2005 – Anitov K., a student of the 2nd year student scientifically-practical conference, dedicated to the birthday of academician Ural Tansykbayev, held on May 25–26, under the title "The enlightened if you are a bearer". Head of the article "Sculpture of the First Society, Ancient East and Ancient Sculpture": Oskenbay M.A.;

2002 – International Scientific and Practical Conference "Culture-Art-Education: Trends and Prospects", organized by KazNMU named after Zhurgenov.

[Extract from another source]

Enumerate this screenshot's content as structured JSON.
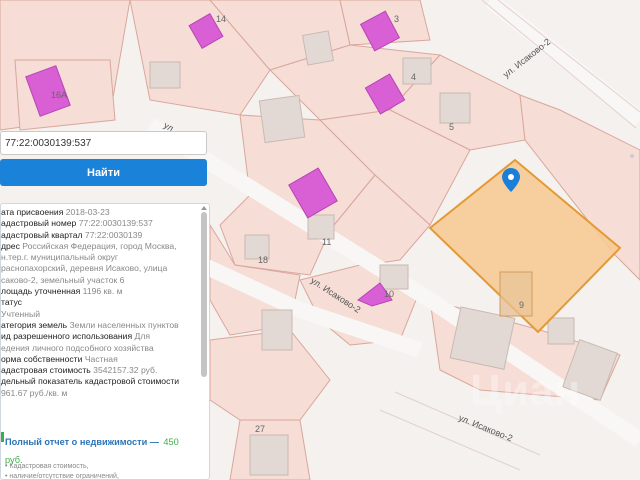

Year 2004. International scientific-practical conference "Cultural heritage and national education system of Kazakhstan people", organized by KazNMU named after Zhurgenov.

Year 2003. International scientific-practical conference "National model of education: methodology and modern technology of vocational training", organized by KazNU named after Zhurgenov.